« Il ne fait aucun doute que, de tous les récits, le premier est celui qui pose le plus de difficultés au lecteur moyen. Non seulement il possède une nomenclature éprouvante, mais sa logique et ses idées semblent, lors de la lecture initiale, tout à fait étrangères à notre expérience. Cela peut s’expliquer par le fait que, dans cette histoire comme dans la suivante, aucun chien ne joue le moindre rôle. Dès le paragraphe d’ouverture, le lecteur se trouve plongé dans une situation iconoclaste que doivent résoudre des personnages qui le sont tout autant. Avouons toutefois que, quand on en a fini tant bien que mal avec ce conte, les suivants paraissent, en comparaison, presque simples.
Il s’articule autour du concept de la ville. Si on ne saisit pas tout à fait ce qu’une ville pourrait être, ou pourquoi elle devrait exister, on s’accorde sur le fait qu’il s’agissait d’une zone restreinte qui accueillait et entretenait un grand nombre de résidents. Certains des motifs de son existence figurent en passant dans le texte, mais pour Skip, qui a consacré sa vie à l’étude de cette légende, ces explications ne sont que les improvisations astucieuses d’un conteur antique soucieux de véracité. La plupart des érudits conviennent avec Skip que les raisons fournies dans le récit battent en brèche la logique la plus élémentaire, et certains, dont Voyou, penchent pour une satire ancienne dont le sens s’est perdu depuis lors.
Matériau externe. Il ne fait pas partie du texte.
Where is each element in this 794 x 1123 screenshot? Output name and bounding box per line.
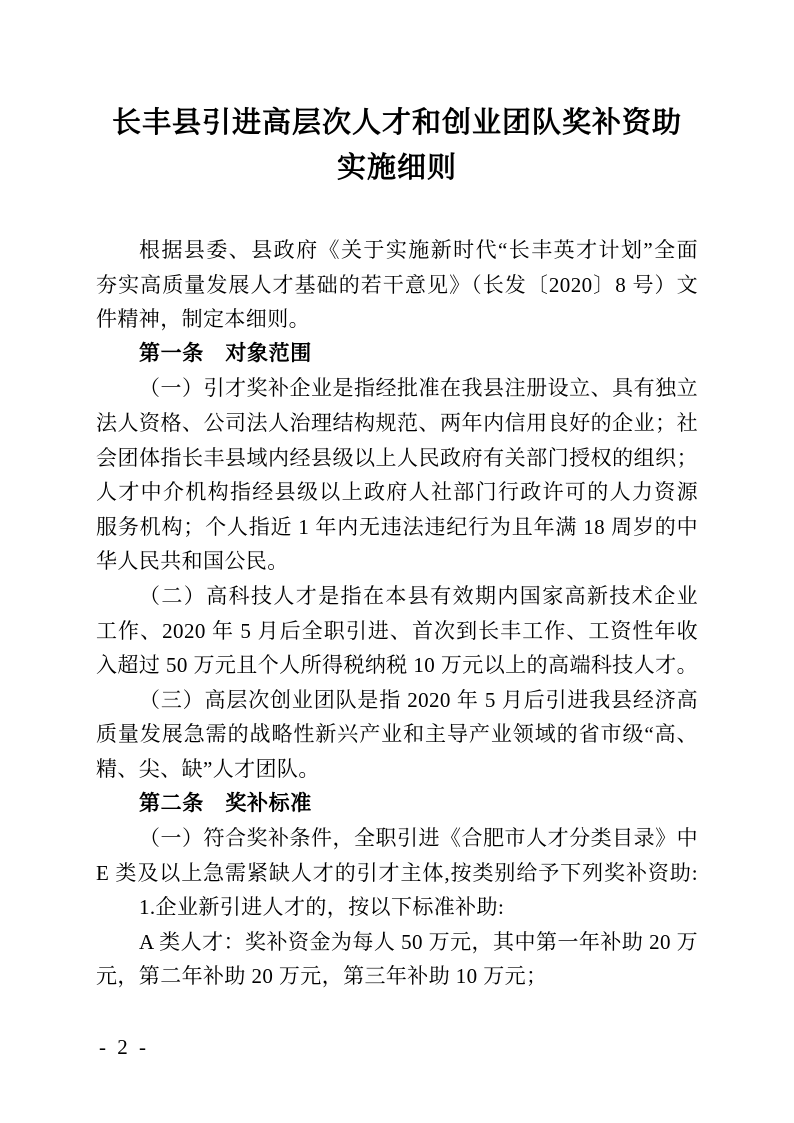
text-line: 服务机构；个人指近 1 年内无违法违纪行为且年满 18 周岁的中 (96, 514, 698, 539)
section-heading: 第二条 奖补标准 (139, 791, 312, 815)
document-title-line-2: 实施细则 (336, 152, 457, 184)
text-line: 法人资格、公司法人治理结构规范、两年内信用良好的企业；社 (96, 410, 698, 435)
text-line: （一）引才奖补企业是指经批准在我县注册设立、具有独立 (139, 376, 698, 401)
text-line: 件精神，制定本细则。 (96, 307, 310, 332)
text-line: 入超过 50 万元且个人所得税纳税 10 万元以上的高端科技人才。 (96, 653, 698, 678)
page-number: - 2 - (99, 1035, 149, 1059)
text-line: 夯实高质量发展人才基础的若干意见》（长发〔2020〕8 号）文 (96, 272, 698, 297)
text-line: 精、尖、缺”人才团队。 (96, 756, 320, 781)
text-line: E 类及以上急需紧缺人才的引才主体,按类别给予下列奖补资助: (96, 860, 698, 885)
document-title-line-1: 长丰县引进高层次人才和创业团队奖补资助 (111, 107, 682, 139)
text-line: 根据县委、县政府《关于实施新时代“长丰英才计划”全面 (139, 238, 698, 262)
text-line: 1.企业新引进人才的，按以下标准补助: (139, 895, 505, 920)
text-line: 人才中介机构指经县级以上政府人社部门行政许可的人力资源 (96, 480, 698, 505)
text-line: 工作、2020 年 5 月后全职引进、首次到长丰工作、工资性年收 (96, 618, 698, 643)
document-title (0, 101, 794, 191)
text-line: 质量发展急需的战略性新兴产业和主导产业领域的省市级“高、 (96, 722, 698, 747)
text-line: A 类人才：奖补资金为每人 50 万元，其中第一年补助 20 万 (139, 929, 698, 954)
text-line: 华人民共和国公民。 (96, 549, 289, 574)
text-line: （二）高科技人才是指在本县有效期内国家高新技术企业 (139, 583, 698, 608)
text-line: 会团体指长丰县域内经县级以上人民政府有关部门授权的组织； (96, 445, 698, 470)
document-body (96, 233, 698, 994)
text-line: （三）高层次创业团队是指 2020 年 5 月后引进我县经济高 (139, 687, 698, 712)
section-heading: 第一条 对象范围 (139, 341, 312, 365)
text-line: （一）符合奖补条件，全职引进《合肥市人才分类目录》中 (139, 826, 698, 851)
text-line: 元，第二年补助 20 万元，第三年补助 10 万元； (96, 964, 548, 989)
La plupart des experts tiennent une telle organisation pour une structure inapplicable, d’un point de vue non seulement économique, mais aussi sociologique et psychologique. Ils soulignent qu’aucun être doté du système nerveux complexe nécessaire au développement d’une telle culture ne pourrait survivre dans ses limites. S’efforcer d’y parvenir, selon ces experts, entraînerait une névrose de masse qui, au bout d’un bref laps de temps, détruirait la culture même ayant édifié la ville. »
Clifford D. Simak, Demain les chiens, 1952. Traduit de l’anglais américain par Pierre-Paul Durastanti.